Article published in Joca 212
Vinicius Campos, known simply as Vini, is an actor and presenter for Disney children’s programs who lives in Argentina with his family. It was through writing, however, that he found a space to talk about much more than would ever be possible on television.
One of the many books Vini has published is called O Amor no Tempos do Blog (Love in the Time of Blogs), inspired by the classic with a similar title, Love in the Time of Cholera by Colombian author Gabriel García Márquez. Vini’s work is about the love story of Bernardo and Luz, two young people who meet in a library and write for their blogs “Silent Ariza” and “Virtual Cinderella.”
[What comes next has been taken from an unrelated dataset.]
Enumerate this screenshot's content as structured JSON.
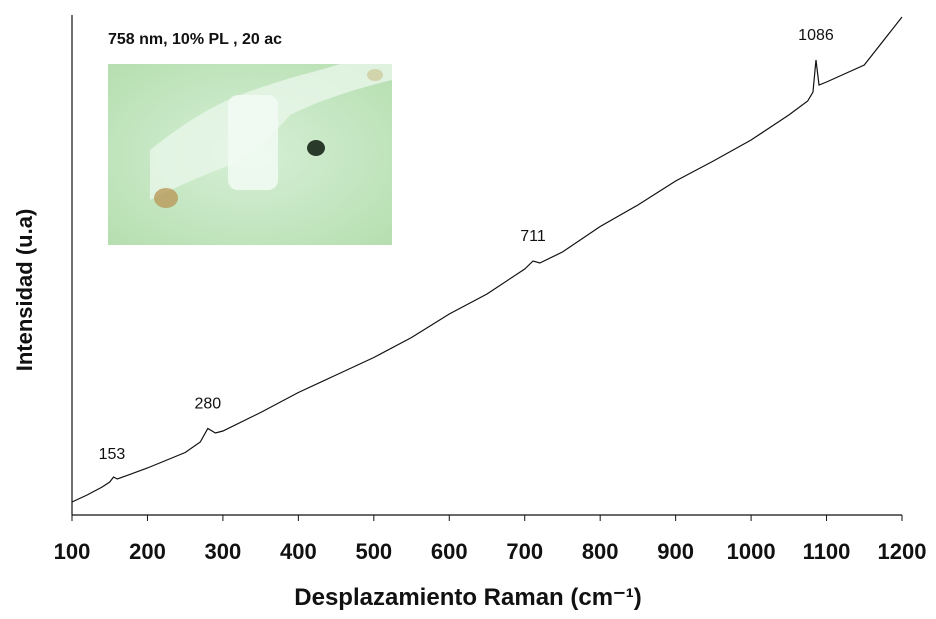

The sixth-grade students at Professor Ricardo Vitiello elementary public school in São Paulo, Brazil, read the book and held a video press conference from school for the author. Check out the conversation below.
What made you want to be a writer?
I’ve always written. As a child, I would wake up secretly, and go to the computer to write soap operas, books, anything that came to mind. But I didn’t think of it as a profession. When I came to Argentina, I had a lot of free time, and my contract with Disney didn’t allow me to do other programs, plays, or TV commercials. But it did allow me to write books. So I started writing, and it was a way to express everything I wanted to but didn’t have space for on TV. My first book is called Expedições do Vini: Famílias (Vini’s Expeditions: Families); it’s about different types of families aside from the traditional one with biological parents and children.
Is “Love in the Time of Blogs” based on a real story?
When I was 20 years old, I dated a very beautiful girl, but she broke up with me. I was very sad. A cousin who lived in Recife, Brazil, then told me, “Come spend Carnival here, because it’s great for that kind of heartache.” We went to Olinda, a neighboring city, to stay in a house with just young people. When I arrived, I found out that her ten friends were deaf, because my cousin worked as a Brazilian Sign Language (LIBRAS) interpreter. While in that house, I began to realize that it was, in fact, just another language. I started to see them as equals. When I wrote the book, Bernardo [the main character] was my friend, and he really was dating Michele on that trip. But the love story in the library that I created is fiction. Only Bernardo and Michele are real.
Is your book’s main message that love can overcome any difficulty?
I don’t know. You know that the parents end up separating, right? There’s Bernardo and Luz’s love story, which works out, and there’s the story of the parents, which does not. I included this other plot because I think fairy tales deceive us by saying there’s a “happily ever after.” Love is a feeling; it lasts as long as it’s worth it. If I marry someone I love, but that person treats me badly later, love will end. Or sometimes, love ends even without that happening. Vinícius de Moraes, the composer from Rio de Janeiro, used to say, “May it be infinite while it lasts.” When we’re with someone, we think it’s forever. But if it ends, that’s okay too. The important thing is for it to end respectfully, being caring with each other.
Do you plan to launch a series for this book?
I really want to turn O Amor nos Tempos do Blog into a movie, and I’m already talking to several people to try to make that happen. But you know what I think spoils it? With Harry Potter, for example, before there was a movie, each person imagined Harry in a certain way. We only knew that he had a lightning bolt on his forehead. Since the movie came out, when I talk about Harry Potter, everyone thinks of actor Daniel Radcliffe. So, the book is cool because we write it together; I put the words together, and you, the readers, use your imagination.